Hi everyone! I’m trying to collect & parse Nginx logs with Telegraf in Docker Swarm, but I’m facing some strange problem - Telegraf is not reading Nginx logs and does not throw any errors, so I can’t understand, what went wrong. If somebody could help me with this, it will be amazing!
Previously I created similar setup in Docker Compose. I used the same config for Telegraf and log format for Nginx. Everything worked just fine. For Docker Swarm I changed one thing - in Docker Compose I used folder binding to persist & share Nginx logs between Nginx and Telegraf containers, now in Docker Swarm I am using docker local volume for that. I also checked that both containers have an access to log file - Nginx is writing logs as expected and from Telegraf container I can tail this file and read logs.

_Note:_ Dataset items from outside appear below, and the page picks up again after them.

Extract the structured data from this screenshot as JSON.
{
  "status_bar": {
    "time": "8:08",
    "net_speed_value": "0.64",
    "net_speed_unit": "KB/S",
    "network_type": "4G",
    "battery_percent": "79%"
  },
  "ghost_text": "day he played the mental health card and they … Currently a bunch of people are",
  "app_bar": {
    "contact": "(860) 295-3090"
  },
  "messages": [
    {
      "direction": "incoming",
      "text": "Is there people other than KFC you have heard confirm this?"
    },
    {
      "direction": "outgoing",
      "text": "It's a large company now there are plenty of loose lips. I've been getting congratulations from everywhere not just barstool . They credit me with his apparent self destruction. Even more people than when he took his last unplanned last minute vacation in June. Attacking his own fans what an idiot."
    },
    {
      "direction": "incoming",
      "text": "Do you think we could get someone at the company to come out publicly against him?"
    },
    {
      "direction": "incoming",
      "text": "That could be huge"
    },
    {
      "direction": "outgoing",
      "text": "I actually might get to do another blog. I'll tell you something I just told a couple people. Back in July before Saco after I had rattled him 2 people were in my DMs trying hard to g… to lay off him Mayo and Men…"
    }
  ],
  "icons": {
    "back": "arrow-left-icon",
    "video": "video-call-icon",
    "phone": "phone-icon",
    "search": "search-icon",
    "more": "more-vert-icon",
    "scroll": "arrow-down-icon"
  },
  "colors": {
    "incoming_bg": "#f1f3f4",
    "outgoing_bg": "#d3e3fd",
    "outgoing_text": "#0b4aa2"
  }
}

When I do some requests, I see logs appeared in log file, but I open my Grafana dashboard and see no information about requests. I can see information about Nginx status and resource usage so Prometheus can pull data from Telegraf and Grafana is able to get data from Prometheus.
I tried to curl localhost:9100/metrics from Telegraf container to see if there are some metrics for Nginx log. There were other metrics, but nothing for Nginx log.
My Telegraf config:
[agent]
interval = "15s"
round_interval = true
metric_batch_size = 1000
metric_buffer_limit = 10000
collection_jitter = "0s"
flush_interval = "15s"
flush_jitter = "0s"
precision = "15s"
[[inputs.nginx]]
urls = ["http://gateway:8080/nginx_status"]
response_timeout = "5s"
[[inputs.tail]]
name_override = "nginxlog"
files = ["/var/log/nginx/access-telegraf.log"]
from_beginning = false
pipe = false
watch_method = "inotify"
data_format = "grok"
grok_patterns = ["%{COMBINED_LOG_FORMAT} %{NUMBER:request_time:float} %{NUMBER:upstream_response_time:float}"]
[[inputs.cpu]]
percpu = true
[[inputs.disk]]
ignore_fs = ["tmpfs", "devtmpfs", "devfs", "iso9660", "overlay", "aufs", "squashfs"]
[[inputs.diskio]]
[[inputs.net]]
[[inputs.mem]]
[[inputs.system]]
[[outputs.prometheus_client]]
listen = "telegraf:9100"
My Nginx log config:
log_format main '$http_x_real_ip - $remote_user [$time_local] '
'"$request" $status $body_bytes_sent '
'"$http_referer" "$http_user_agent" '
'$request_time $upstream_response_time $pipe';
access_log /var/log/nginx/access-telegraf.log main;
Telegraf logs on startup:
2022-09-17T03:12:13Z I! Using config file: /etc/telegraf/telegraf.conf
2022-09-17T03:12:13Z I! Starting Telegraf 1.24.0
2022-09-17T03:12:13Z I! Available plugins: 222 inputs, 9 aggregators, 26 processors, 20 parsers, 57 outputs
2022-09-17T03:12:13Z I! Loaded inputs: cpu disk diskio mem net nginx system tail
2022-09-17T03:12:13Z I! Loaded aggregators:
2022-09-17T03:12:13Z I! Loaded processors:
2022-09-17T03:12:13Z I! Loaded outputs: prometheus_client
2022-09-17T03:12:13Z I! Tags enabled: domain=test-avito-swarm-so.liis.su host=telegraf
2022-09-17T03:12:13Z I! [agent] Config: Interval:15s, Quiet:false, Hostname:"telegraf", Flush Interval:15s
2022-09-17T03:12:13Z I! [outputs.prometheus_client] Listening on http://10.0.44.240:9100/metrics
As I can see from Telegraf logs, it is loading tail input but for some reason it is ignoring access log file.